O médico também defendeu uma utilização mais ampla da inteligência artificial como ferramenta de apoio à medicina. Segundo ele, a tecnologia pode contribuir para aumentar a precisão dos diagnósticos, em um cenário no qual pacientes frequentemente precisam consultar diversos especialistas até chegar à identificação correta de um problema.
Bezerra Leite ressaltou que, atualmente, um paciente pode passar por cinco ou seis médicos até alcançar o diagnóstico correto, evidenciando a necessidade de processos mais eficientes e integrados.
Para Conrado Cavalcanti, vice-presidente da Amil, entretanto, a adoção de tecnologia precisa estar vinculada a um planejamento adequado. “Tecnologia só funciona se for associada a estratégia”, afirmou.
A mesma preocupação foi apresentada por Adriana Costa, CEO da Siemens Healthineers.
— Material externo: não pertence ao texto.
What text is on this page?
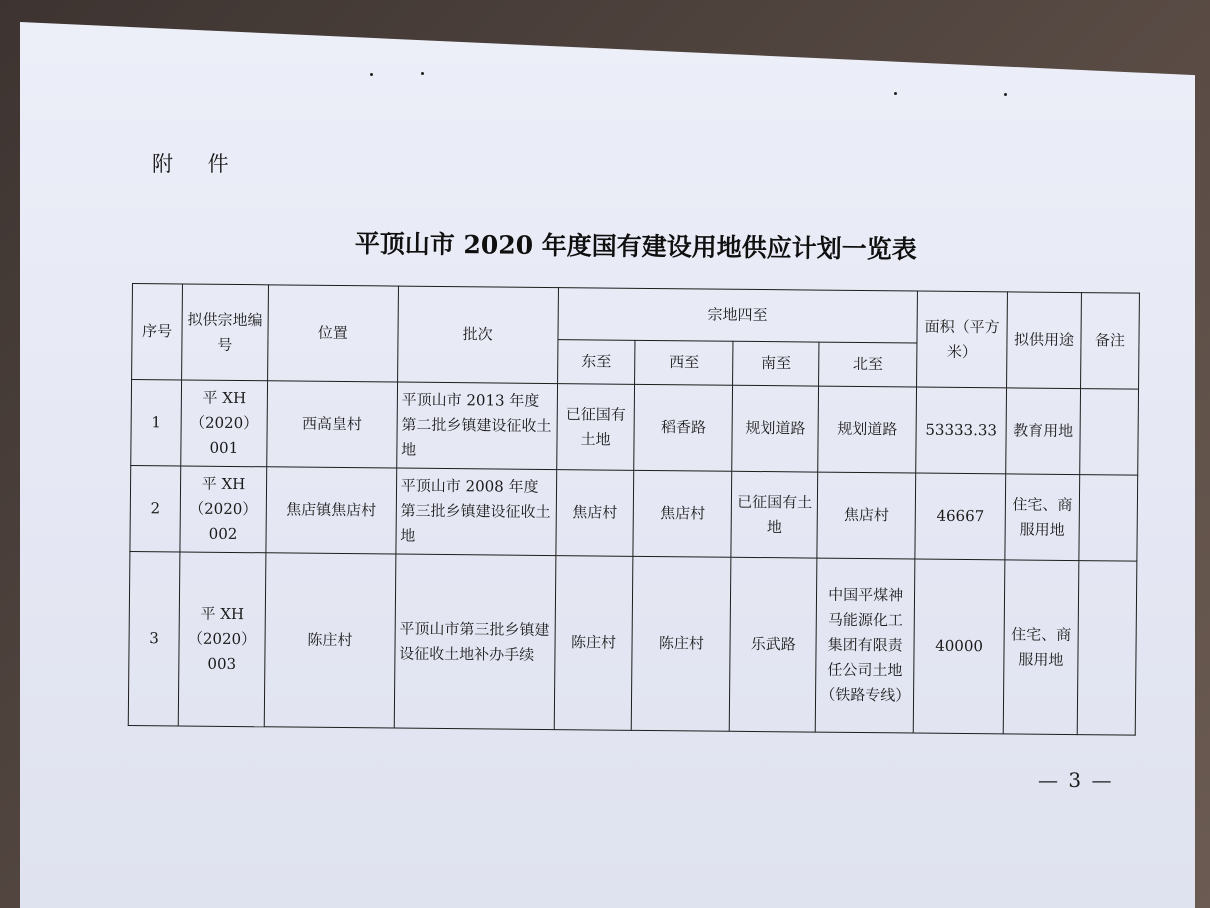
附 件
平顶山市 2020 年度国有建设用地供应计划一览表
序号	拟供宗地编号	位置	批次	宗地四至				面积（平方米）	拟供用途	备注
				东至	西至	南至	北至			
1	平 XH（2020）001	西高皇村	平顶山市 2013 年度第二批乡镇建设征收土地	已征国有土地	稻香路	规划道路	规划道路	53333.33	教育用地	
2	平 XH（2020）002	焦店镇焦店村	平顶山市 2008 年度第三批乡镇建设征收土地	焦店村	焦店村	已征国有土地	焦店村	46667	住宅、商服用地	
3	平 XH（2020）003	陈庄村	平顶山市第三批乡镇建设征收土地补办手续	陈庄村	陈庄村	乐武路	中国平煤神马能源化工集团有限责任公司土地（铁路专线）	40000	住宅、商服用地	
— 3 —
Para ela, a inovação não pode ser dissociada da democratização do acesso aos serviços de saúde.
“Tecnologia sem acesso, ela só vai ampliar as injustiças que temos em nosso País”, declarou.
No segundo painel, o debate reforçou a necessidade de utilizar ferramentas digitais não apenas como recursos isolados, mas integradas à rotina dos profissionais.
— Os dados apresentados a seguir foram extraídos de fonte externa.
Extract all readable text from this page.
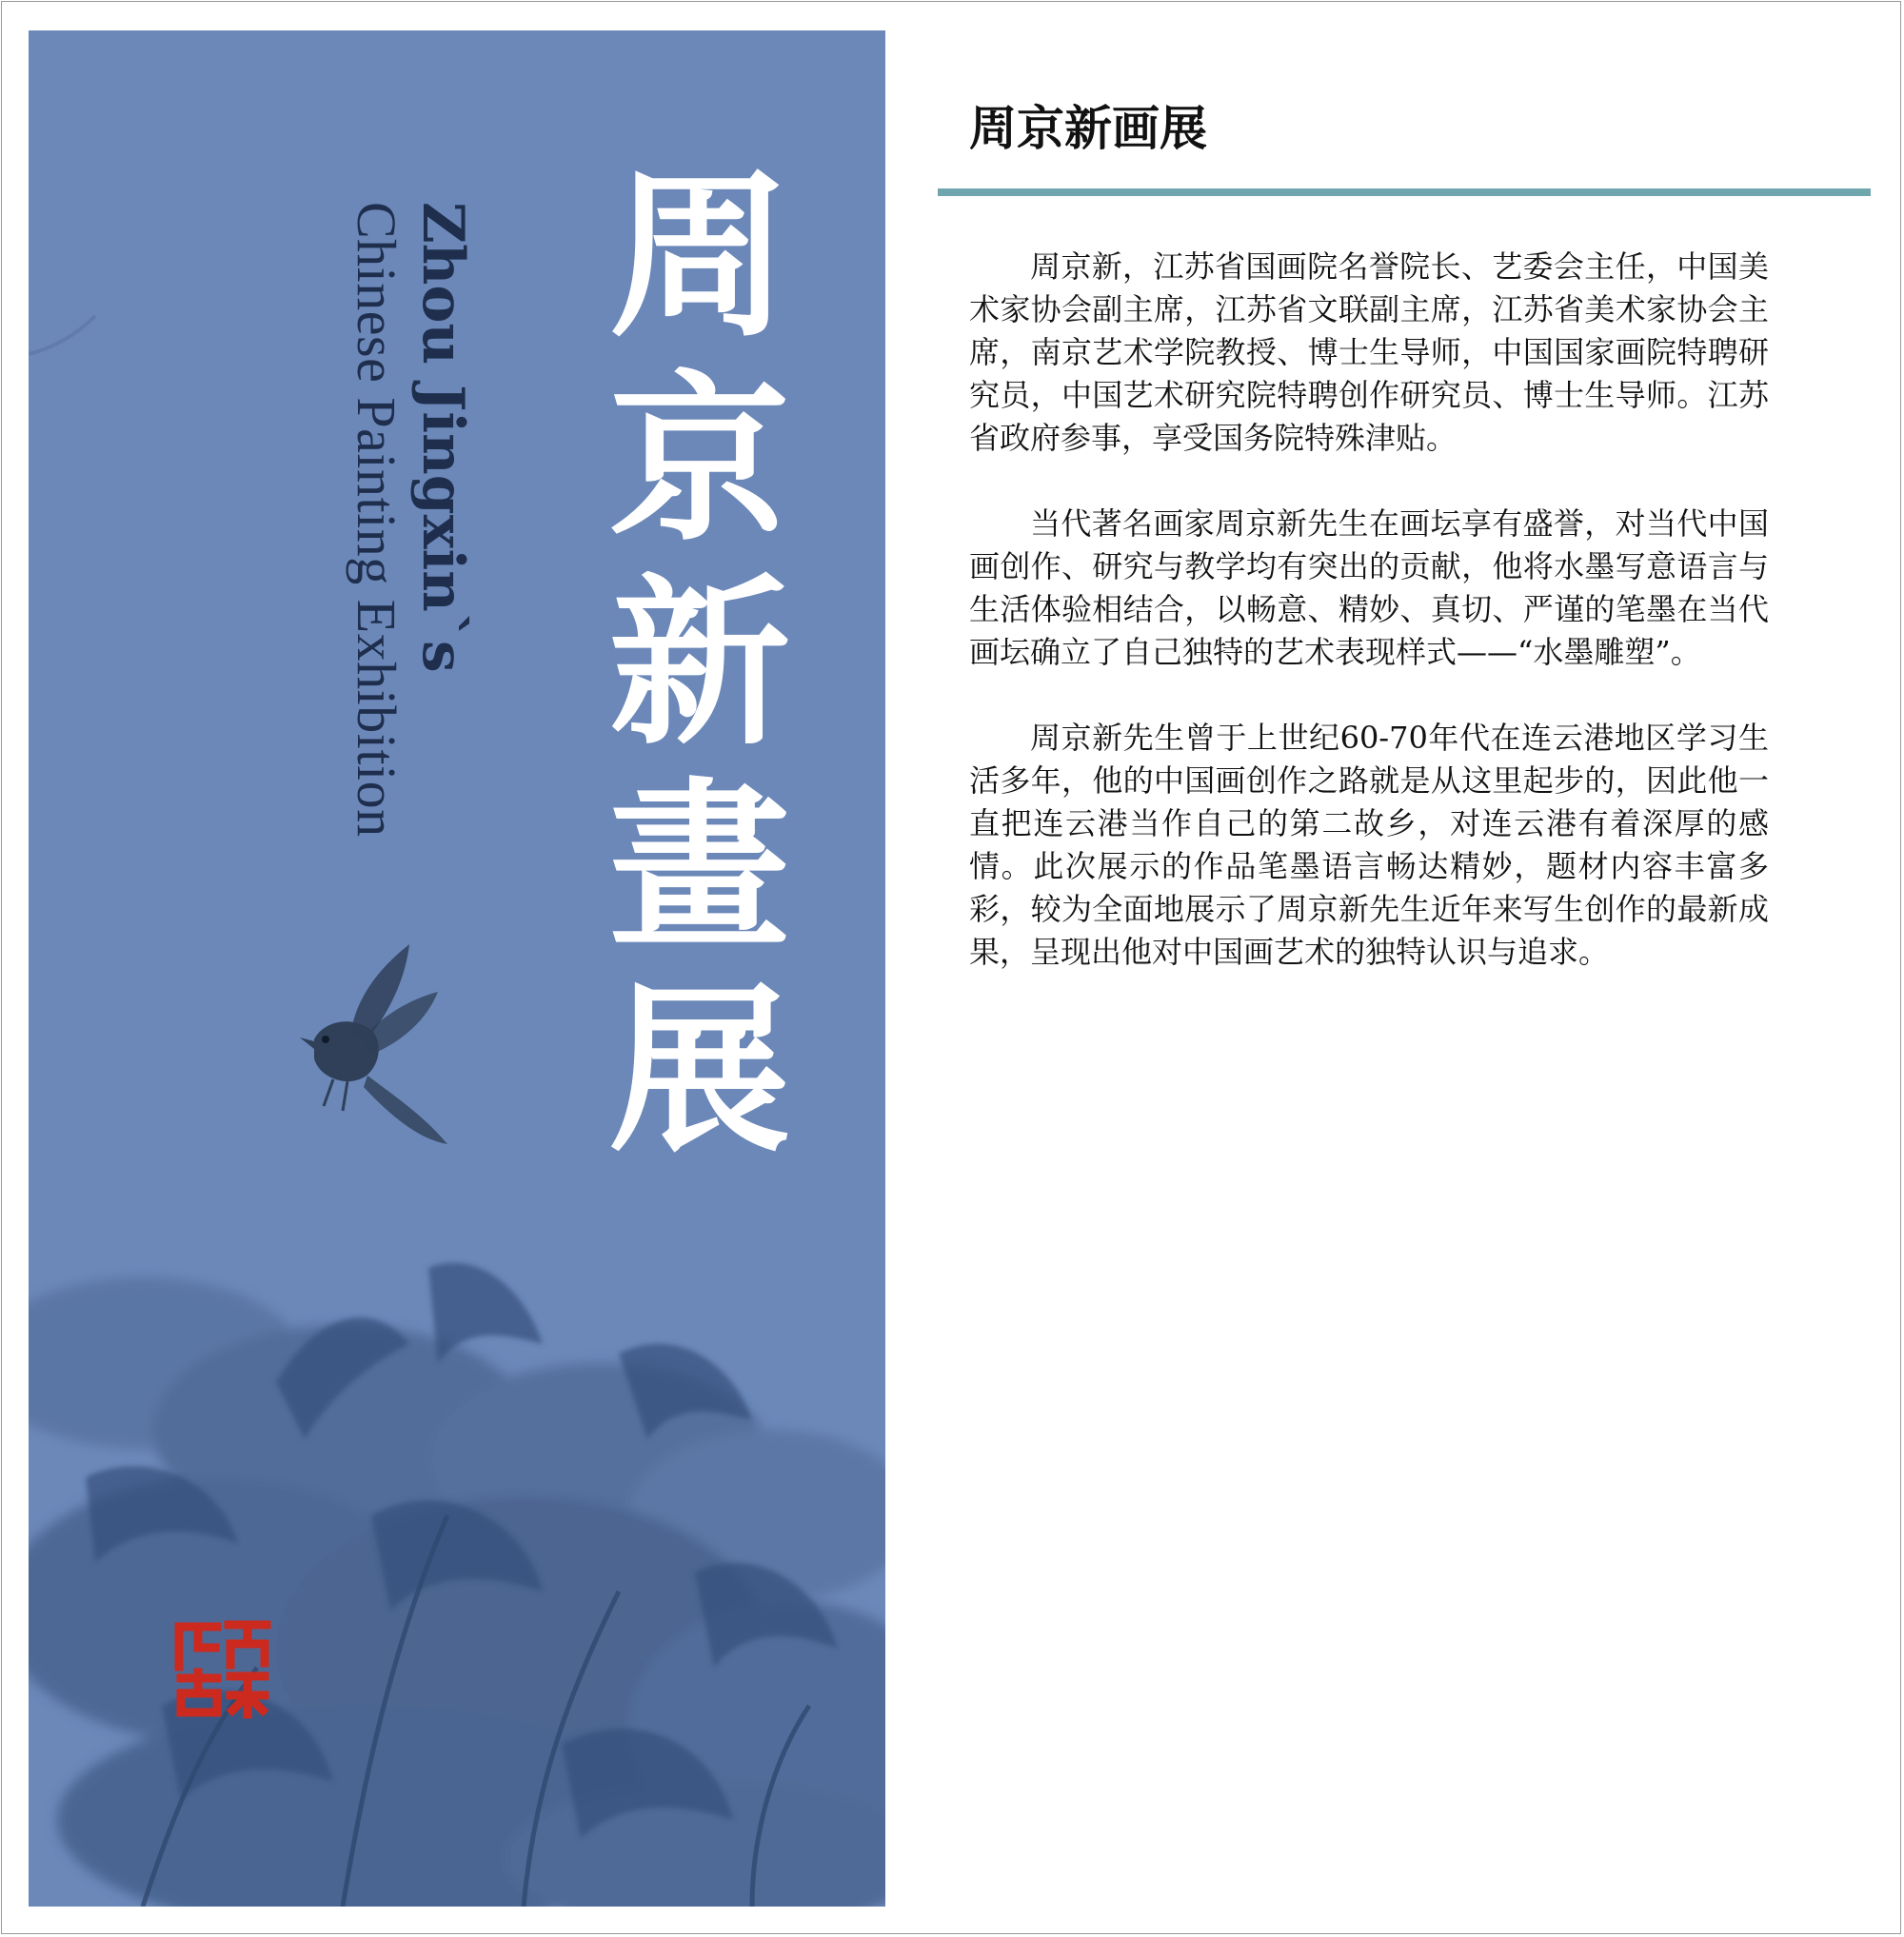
周
京
新
畫
展
Zhou Jingxin`s
Chinese Painting Exhibition
周京新画展

周京新，江苏省国画院名誉院长、艺委会主任，中国美术家协会副主席，江苏省文联副主席，江苏省美术家协会主席，南京艺术学院教授、博士生导师，中国国家画院特聘研究员，中国艺术研究院特聘创作研究员、博士生导师。江苏省政府参事，享受国务院特殊津贴。

当代著名画家周京新先生在画坛享有盛誉，对当代中国画创作、研究与教学均有突出的贡献，他将水墨写意语言与生活体验相结合，以畅意、精妙、真切、严谨的笔墨在当代画坛确立了自己独特的艺术表现样式——“水墨雕塑”。

周京新先生曾于上世纪60-70年代在连云港地区学习生活多年，他的中国画创作之路就是从这里起步的，因此他一直把连云港当作自己的第二故乡，对连云港有着深厚的感情。此次展示的作品笔墨语言畅达精妙，题材内容丰富多彩，较为全面地展示了周京新先生近年来写生创作的最新成果，呈现出他对中国画艺术的独特认识与追求。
Empresas de Telemedicina e Saúde) – Foto: Luciano Farias
Carlos Henrique Pedrotti, médico cardiologista pela Universidade de São Paulo (USP) e presidente da SDB – Associação Brasileira de Empresas de Telemedicina e Saúde, destacou o papel da telemedicina na modernização dos sistemas.
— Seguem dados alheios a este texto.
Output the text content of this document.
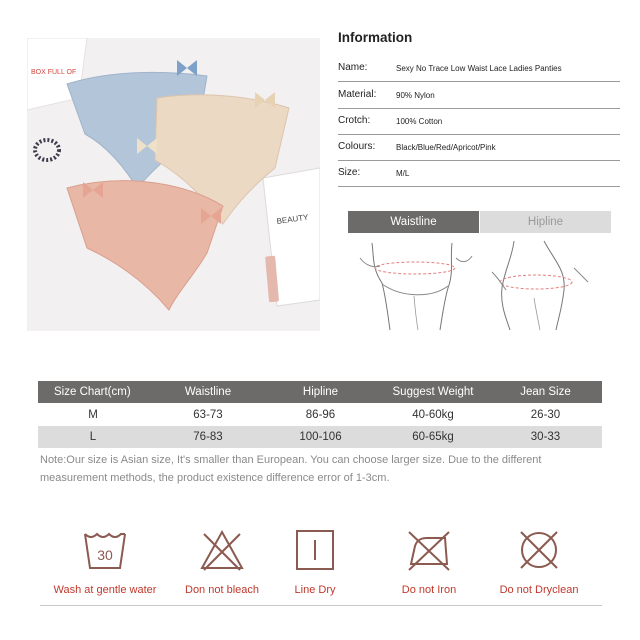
BOX FULL OF
BEAUTY
Information
Name:	Sexy No Trace Low Waist Lace Ladies Panties
Material: 90% Nylon
Crotch:	100% Cotton
Colours:	Black/Blue/Red/Apricot/Pink
Size:	M/L
Waistline	Hipline
Size Chart(cm)	Waistline	Hipline	Suggest Weight	Jean Size
M	63-73	86-96	40-60kg	26-30
L	76-83	100-106	60-65kg	30-33
Note:Our size is Asian size, It's smaller than European. You can choose larger size. Due to the different measurement methods, the product existence difference error of 1-3cm.
30
Wash at gentle water	Don not bleach	Line Dry	Do not Iron	Do not Dryclean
“A telemedicina é determinante para a renovação dos processos internos”, afirmou.
Na avaliação de Alexandre Valim, diretor médico da DASA, a inteligência artificial precisa estar inserida diretamente no fluxo de trabalho para produzir resultados efetivos.
“IA só gera valor quando entra no fluxo de trabalho”, disse.
A relação entre tecnologia e humanização também foi destacada por Giovanni Cerri, médico radiologista e presidente do InovaHC. Para ele, os recursos tecnológicos podem contribuir para aproximar os profissionais dos pacientes.
“Tecnologia melhora a relação entre profissionais e pacientes”, afirmou.
Outro ponto abordado no segundo painel foi a importância da qualificação dos profissionais que atuam na linha de frente do atendimento. Lucia Rossato, CEO da Medley, chamou atenção para a presença dos farmacêuticos na estrutura de atendimento à população.
“O número de farmácias no Brasil é quase o dobro das UBS, os farmacêuticos precisam ser capacitados sempre”, afirmou.
A declaração reforça a necessidade de ampliar a capacitação dos profissionais que estão próximos da população e podem desempenhar papel importante na orientação e no acompanhamento dos pacientes, hoje as farmácias fazem inúmeros testes rápido e aplicam vacinas.

Os debates do Seminário LIDE Saúde apontaram para um consenso entre os especialistas: a tecnologia tem potencial para transformar a prestação de serviços de saúde, mas seus resultados dependem de planejamento, integração, capacitação profissional e, principalmente, acesso.
Ao reunir diferentes setores da cadeia da saúde, o evento colocou em evidência desafios que vão desde a precisão do diagnóstico e a utilização da inteligência artificial até a expansão da telemedicina e o fortalecimento da atenção primária.
A discussão mostra que o avanço tecnológico, para produzir impacto efetivo no sistema de saúde brasileiro, precisa estar acompanhado de estratégias capazes de garantir eficiência e ampliar o acesso da população aos serviços.